Take a small path that winds through a wooded area, a brook below. It was here, just five years ago on a similar December day, that I strolled these streets as a bride — how different the world looks now.
Pass by some neighborhood children, who are visibly confused by the commotion in their quiet hometown.
A high-pitched melody, sung by a young boy’s voice, blasts from the speakers of a truck: “Shivti b’bais Hashem kol yimei chayay” — I shall sit in the house of the Lord all the days of my life.
And from every direction, the children of Monsey, boys on their scooters and girls in their cliques, are streaming into the Scheiner home, eager to receive their paper crowns, flags and torches.
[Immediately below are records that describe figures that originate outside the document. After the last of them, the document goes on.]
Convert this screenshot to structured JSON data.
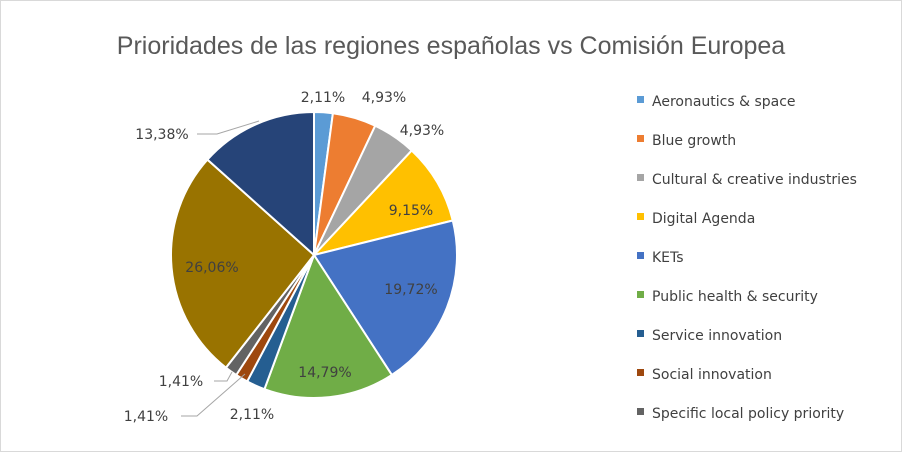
{
  "chart_data": {
    "type": "pie",
    "title": "Prioridades de las regiones españolas vs Comisión  Europea",
    "legend_position": "right",
    "slices": [
      {
        "name": "Aeronautics & space",
        "value": 2.11,
        "label": "2,11%",
        "color": "#5B9BD5"
      },
      {
        "name": "Blue growth",
        "value": 4.93,
        "label": "4,93%",
        "color": "#ED7D31"
      },
      {
        "name": "Cultural & creative industries",
        "value": 4.93,
        "label": "4,93%",
        "color": "#A5A5A5"
      },
      {
        "name": "Digital Agenda",
        "value": 9.15,
        "label": "9,15%",
        "color": "#FFC000"
      },
      {
        "name": "KETs",
        "value": 19.72,
        "label": "19,72%",
        "color": "#4472C4"
      },
      {
        "name": "Public health & security",
        "value": 14.79,
        "label": "14,79%",
        "color": "#70AD47"
      },
      {
        "name": "Service innovation",
        "value": 2.11,
        "label": "2,11%",
        "color": "#255E91"
      },
      {
        "name": "Social innovation",
        "value": 1.41,
        "label": "1,41%",
        "color": "#9E480E"
      },
      {
        "name": "Specific local policy priority",
        "value": 1.41,
        "label": "1,41%",
        "color": "#636363"
      },
      {
        "name": "",
        "value": 26.06,
        "label": "26,06%",
        "color": "#997300"
      },
      {
        "name": "",
        "value": 13.38,
        "label": "13,38%",
        "color": "#264478"
      }
    ]
  }
}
Enter the house, and immediately you are hit by the smell of whiskey, expensive meats, smoky colognes. In the hallways, men and women stand and whisper so that the children don’t hear, “The guy pulled out a machete. It’s like a movie.”
Here, all of the shtetl’s characters have gathered: The scholars with their books, the businessmen with their grey suits, the cigarette-smoking Hasidic boys with rebellious streaks, the wig-wearing young mothers with their strollers, the beggars holding their hands out and nodding tzedoke tzedoke, the high school girls with their trendy headbands and shy smiles.
Finally, the honoree himself comes out with his Torah scroll, flanked by dancing and singing men. He is escorted to a canopy set on wheels, a chuppah of sorts, and the procession begins, a sea of men and women dressed in black fill the streets, led by a moving truck with three Hasidic men singing.
In front of me, black hats are thrown in the air; behind me, the women smile watching their men. They are there, most of all, to transmit to their children a lesson about the joy of a new Torah scroll. What else could be more important, after all, than a new text, a new opportunity to read our cherished Words?
But the women’s joy is reserved — and not only out of modesty. Perhaps, it’s careful.
It is the mothers who I keep looking at today. Are they also looking at their progeny in shock —- until now we sang them songs and read them stories about Antiochus and Haman, but that was in past tense, and how on earth do we talk about this in present tense? Are these mothers, too, listening to the men in their lives huff and puff about being proudly Jewish, “never hide who you are!” — but then secretly wish they could hide their little boy’s yarmulkes under winter hats, and tuck in their little boys’ tzitzis, when they leave their neighborhoods?
But there is no way to hide. That is the realization dawning on us all. There is no way to hide, for good or for bad. We wear our religion on our sleeves. Is it starting to feel like a yellow star? We have chosen this way and there is no going back.
“Al hanissim!” For all for the miracles, the Hasidic singers sing at the tops of their lungs.
The dancing grows ever more feverish. We don’t know! We don’t know! the revelers seem to say, holding on to their head-coverings as they kick their feet — the jubilation on this street is almost drunken, the singing with abandon. It’s a mixture of fear, of shock, of optimism and faith and a bissel Macallan.
We don’t know what will be, we don’t know what our shtetl faces ahead — but to you, our Creator, we turn.
As we walk, I have this sense that no one really knows where exactly this procession is heading — and here, in Monsey, that’s the point. Only God knows.